1. Jaluronidasi: è un enzima di natura proteica in grado di modificare la permeabilità tissutale
favorendo l’assorbimento sistemico della sostanza travasata; promuove l’idrolisi dell’acido
ialuronico così da diminuire la viscosità del farmaco citotossico a livello interstiziale. (1, 15, 18)
Si somministra 1 ml di soluzione di Jaluronidasi (suddivisa in 5 iniezioni s.c. da 0.2 ml) intorno alla
sede dello stravaso utilizzando un ago da 25 G o più piccolo. (4, 15, 18)
2. Tiosolfato di Sodio: questo antidoto crea nella zona di infiltrazione un ambiente alcalino, si lega
alla sostanza vescicante impedendole di creare danno tissutale e ne consente l’eliminazione con le
urine. (1, 18)
Preparare una soluzione 1/6 molare.
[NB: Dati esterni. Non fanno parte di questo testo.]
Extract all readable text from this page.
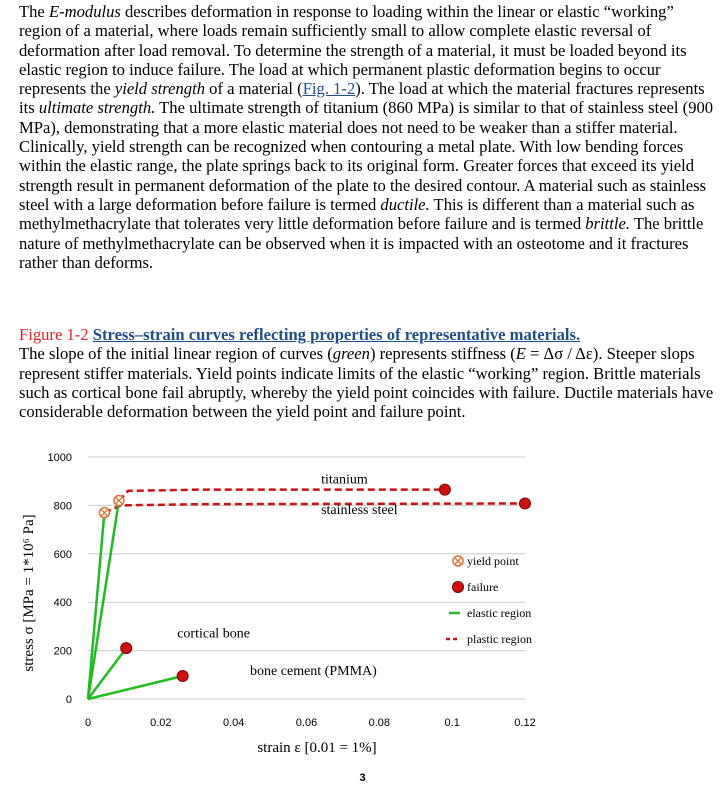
The E-modulus describes deformation in response to loading within the linear or elastic “working” region of a material, where loads remain sufficiently small to allow complete elastic reversal of deformation after load removal. To determine the strength of a material, it must be loaded beyond its elastic region to induce failure. The load at which permanent plastic deformation begins to occur represents the yield strength of a material (Fig. 1-2). The load at which the material fractures represents its ultimate strength. The ultimate strength of titanium (860 MPa) is similar to that of stainless steel (900 MPa), demonstrating that a more elastic material does not need to be weaker than a stiffer material. Clinically, yield strength can be recognized when contouring a metal plate. With low bending forces within the elastic range, the plate springs back to its original form. Greater forces that exceed its yield strength result in permanent deformation of the plate to the desired contour. A material such as stainless steel with a large deformation before failure is termed ductile. This is different than a material such as methylmethacrylate that tolerates very little deformation before failure and is termed brittle. The brittle nature of methylmethacrylate can be observed when it is impacted with an osteotome and it fractures rather than deforms.

Figure 1-2 Stress–strain curves reflecting properties of representative materials.
The slope of the initial linear region of curves (green) represents stiffness (E = Δσ / Δε). Steeper slops represent stiffer materials. Yield points indicate limits of the elastic “working” region. Brittle materials such as cortical bone fail abruptly, whereby the yield point coincides with failure. Ductile materials have considerable deformation between the yield point and failure point.

0
200
400
600
800
1000
0	0.02	0.04	0.06	0.08	0.1	0.12
strain ε [0.01 = 1%]
stress σ [MPa = 1*10⁶ Pa]
titanium
stainless steel
cortical bone
bone cement (PMMA)
yield point
failure
elastic region
plastic region
3
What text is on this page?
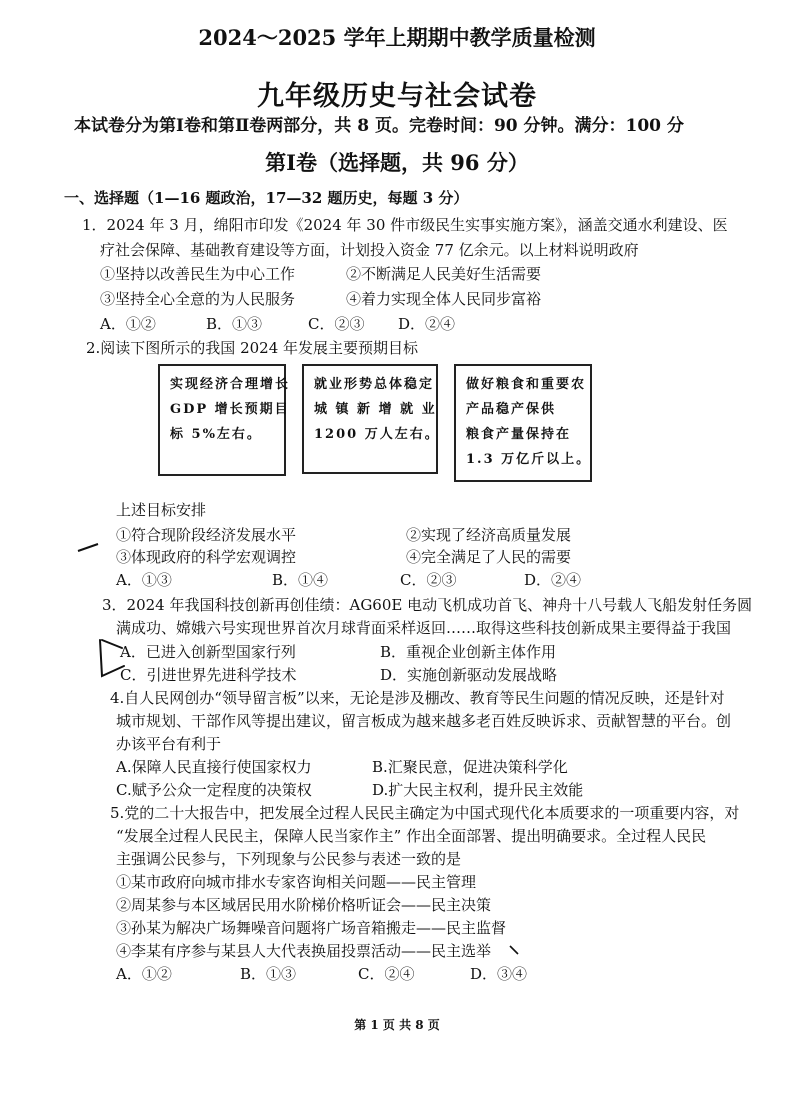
2024～2025 学年上期期中教学质量检测
九年级历史与社会试卷
本试卷分为第Ⅰ卷和第Ⅱ卷两部分，共 8 页。完卷时间：90 分钟。满分：100 分
第Ⅰ卷（选择题，共 96 分）
一、选择题（1—16 题政治，17—32 题历史，每题 3 分）
1．2024 年 3 月，绵阳市印发《2024 年 30 件市级民生实事实施方案》，涵盖交通水利建设、医
疗社会保障、基础教育建设等方面，计划投入资金 77 亿余元。以上材料说明政府
①坚持以改善民生为中心工作	②不断满足人民美好生活需要
③坚持全心全意的为人民服务	④着力实现全体人民同步富裕
A．①②	B．①③	C．②③ D．②④
2.阅读下图所示的我国 2024 年发展主要预期目标
实现经济合理增长
GDP 增长预期目
标 5%左右。
就业形势总体稳定
城 镇 新 增 就 业
1200 万人左右。
做好粮食和重要农
产品稳产保供
粮食产量保持在
1.3 万亿斤以上。
上述目标安排
①符合现阶段经济发展水平	②实现了经济高质量发展
③体现政府的科学宏观调控	④完全满足了人民的需要
A．①③	B．①④	C．②③	D．②④
3．2024 年我国科技创新再创佳绩：AG60E 电动飞机成功首飞、神舟十八号载人飞船发射任务圆
满成功、嫦娥六号实现世界首次月球背面采样返回……取得这些科技创新成果主要得益于我国
A．已进入创新型国家行列	B．重视企业创新主体作用
C．引进世界先进科学技术	D．实施创新驱动发展战略
4.自人民网创办“领导留言板”以来，无论是涉及棚改、教育等民生问题的情况反映，还是针对
城市规划、干部作风等提出建议，留言板成为越来越多老百姓反映诉求、贡献智慧的平台。创
办该平台有利于
A.保障人民直接行使国家权力	B.汇聚民意，促进决策科学化
C.赋予公众一定程度的决策权	D.扩大民主权利，提升民主效能
5.党的二十大报告中，把发展全过程人民民主确定为中国式现代化本质要求的一项重要内容，对
“发展全过程人民民主，保障人民当家作主” 作出全面部署、提出明确要求。全过程人民民
主强调公民参与，下列现象与公民参与表述一致的是
①某市政府向城市排水专家咨询相关问题——民主管理
②周某参与本区域居民用水阶梯价格听证会——民主决策
③孙某为解决广场舞噪音问题将广场音箱搬走——民主监督
④李某有序参与某县人大代表换届投票活动——民主选举
A．①②	B．①③	C．②④	D．③④
第 1 页 共 8 页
Miscelare 4 ml di Tiosolfato di Sodio al 10% con 6 ml di acqua
per preparazioni iniettabili, oppure 1.6 ml di Tiosolfato di Sodio al 25% con 8.4 ml di acqua per
preparazioni iniettabili. Somministrare s.c. 2 ml di tale soluzione effettuando multiple iniezioni
intorno alla sede di stravaso. (4, 15, 18)
3. DMSO: il dimetilsulfossido agisce neutralizzando l’accumulo di radicali liberi e facilitando
l’assorbimento sistemico del farmaco vescicante, riducendo così il danno tissutale; possiede inoltre
proprietà antinfiammatorie, analgesiche e vasodilatatrici. Si assorbe rapidamente a livello cutaneo.
(1)
Effettuare delle applicazioni topiche di DMSO al 50-99% ogni 6-8 ore per 7-14 giorni. Non eseguire
bendaggi occlusivi. (3)
4. Dexrazoxane: molecola cardioprotettrice, tra gli antidoti efficaci nel trattamento degli stravasi da
Antraciclinici. La somministrazione di questa sostanza per via endovenosa contribuisce a ridurre
l’estensione della zona colpita da stravaso. (4, 15, 18, 20, 21)
Si somministra e.v. per tre giorni. 1000 mg/mq (max 2000 mg) i giorni 1 e 2, 500 mg/mq (max
1000 mg) il terzo giorno. (4, 15, 18)
Applicazioni termiche
In letteratura i dati riguardanti i benefici delle applicazioni termiche per ridurre il danno degli
stravasi da chemioterapici, sono ancora controversi, anche se i benefici di questa procedura sono
stati confermati in studi su animali. (1, 22)
L’applicazione di compresse fredde è basata sul fatto che si induce una vasocostrizione con una
conseguente riduzione della velocità di diffusione del farmaco nei tessuti, riducendo così l’area del
potenziale danno tissutale. L’applicazione di calore sul sito di stravaso determina vasodilatazione e
di conseguenza aumenta l’assorbimento del farmaco.